Frank Hanly, who runs Hanly’s Eurospar in the town, said he felt the closure had been coming.
“It’s a pity but it was inevitable though really. It’s one less facility in the town especially when we’re trying to encourage as much footfall as possible.
“The ATM services will be a big loss because they were accessible for local businesses. Cash services had stopped there a while ago and so if we wanted to lodge cheques we’d have to go to Roscommon anyway.
“This closure is definitely harder on older people though because they would have used the bank the most,” he said.
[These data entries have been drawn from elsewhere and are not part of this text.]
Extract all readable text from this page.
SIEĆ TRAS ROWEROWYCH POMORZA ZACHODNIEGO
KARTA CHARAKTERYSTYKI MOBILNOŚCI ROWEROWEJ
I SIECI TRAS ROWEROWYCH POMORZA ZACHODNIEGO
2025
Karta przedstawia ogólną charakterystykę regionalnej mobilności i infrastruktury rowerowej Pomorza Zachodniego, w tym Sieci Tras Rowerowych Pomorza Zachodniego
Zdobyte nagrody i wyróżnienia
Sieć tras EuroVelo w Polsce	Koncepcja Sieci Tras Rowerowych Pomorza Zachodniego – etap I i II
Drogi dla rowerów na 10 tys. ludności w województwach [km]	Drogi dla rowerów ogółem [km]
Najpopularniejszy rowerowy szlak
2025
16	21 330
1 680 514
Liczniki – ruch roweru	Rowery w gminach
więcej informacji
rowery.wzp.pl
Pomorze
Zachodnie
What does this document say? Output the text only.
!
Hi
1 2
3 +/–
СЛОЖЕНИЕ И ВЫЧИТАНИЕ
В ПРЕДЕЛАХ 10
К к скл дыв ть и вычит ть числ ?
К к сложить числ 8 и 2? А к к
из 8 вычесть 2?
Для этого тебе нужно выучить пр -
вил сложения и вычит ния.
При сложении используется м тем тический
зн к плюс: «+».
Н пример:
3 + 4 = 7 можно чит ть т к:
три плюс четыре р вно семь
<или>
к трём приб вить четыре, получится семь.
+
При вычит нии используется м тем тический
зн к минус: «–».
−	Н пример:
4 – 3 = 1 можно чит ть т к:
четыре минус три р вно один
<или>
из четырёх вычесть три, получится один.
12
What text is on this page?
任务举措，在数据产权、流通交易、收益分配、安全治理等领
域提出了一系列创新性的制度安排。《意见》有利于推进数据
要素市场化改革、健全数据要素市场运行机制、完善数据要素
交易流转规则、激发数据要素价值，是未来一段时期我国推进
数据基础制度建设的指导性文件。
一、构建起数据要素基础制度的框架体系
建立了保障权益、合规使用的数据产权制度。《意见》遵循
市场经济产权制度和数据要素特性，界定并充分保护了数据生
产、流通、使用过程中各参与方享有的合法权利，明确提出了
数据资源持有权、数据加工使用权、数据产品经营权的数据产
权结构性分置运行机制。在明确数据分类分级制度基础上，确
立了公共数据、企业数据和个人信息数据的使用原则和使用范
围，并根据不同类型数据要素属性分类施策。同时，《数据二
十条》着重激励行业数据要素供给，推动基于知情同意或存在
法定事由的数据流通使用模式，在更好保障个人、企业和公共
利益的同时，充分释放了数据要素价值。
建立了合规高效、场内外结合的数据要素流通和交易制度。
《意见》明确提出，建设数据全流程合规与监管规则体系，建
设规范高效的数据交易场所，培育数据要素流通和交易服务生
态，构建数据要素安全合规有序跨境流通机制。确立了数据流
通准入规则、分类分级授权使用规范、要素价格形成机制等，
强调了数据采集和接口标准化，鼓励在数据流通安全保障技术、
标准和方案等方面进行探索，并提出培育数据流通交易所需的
Cyril McHugh, whose butcher shop on Church Street overlooks the bank, described it as a big blow for businesses in Strokestown.
“I’m very disappointed. I’ll have to close the shop to go as far as the Roscommon branch now.
“It’s bad for business too because it means there are fewer people coming up this street now too,” he said.
Bank of Ireland customers were equally despondent with local woman, Alice Brennan saying that she would now have to travel further each week.
“I’ll be going to Roscommon or Carrick I suppose. I can do banking online because I’d understand it better than my husband anyway! The bank closing means that less people will be coming to Strokestown. What’s next?”
“The machine does me most of the time but I hear that’s going as well. I’ll have to change to another account because the card they gave me won’t work in other banks’ ATMs.
“I’ll still have to go all the way to Roscommon anyway which will take me a lot longer on the tractor!
“We used to have two banks in this town and now it looks like we’ll have none in a few months,” he said.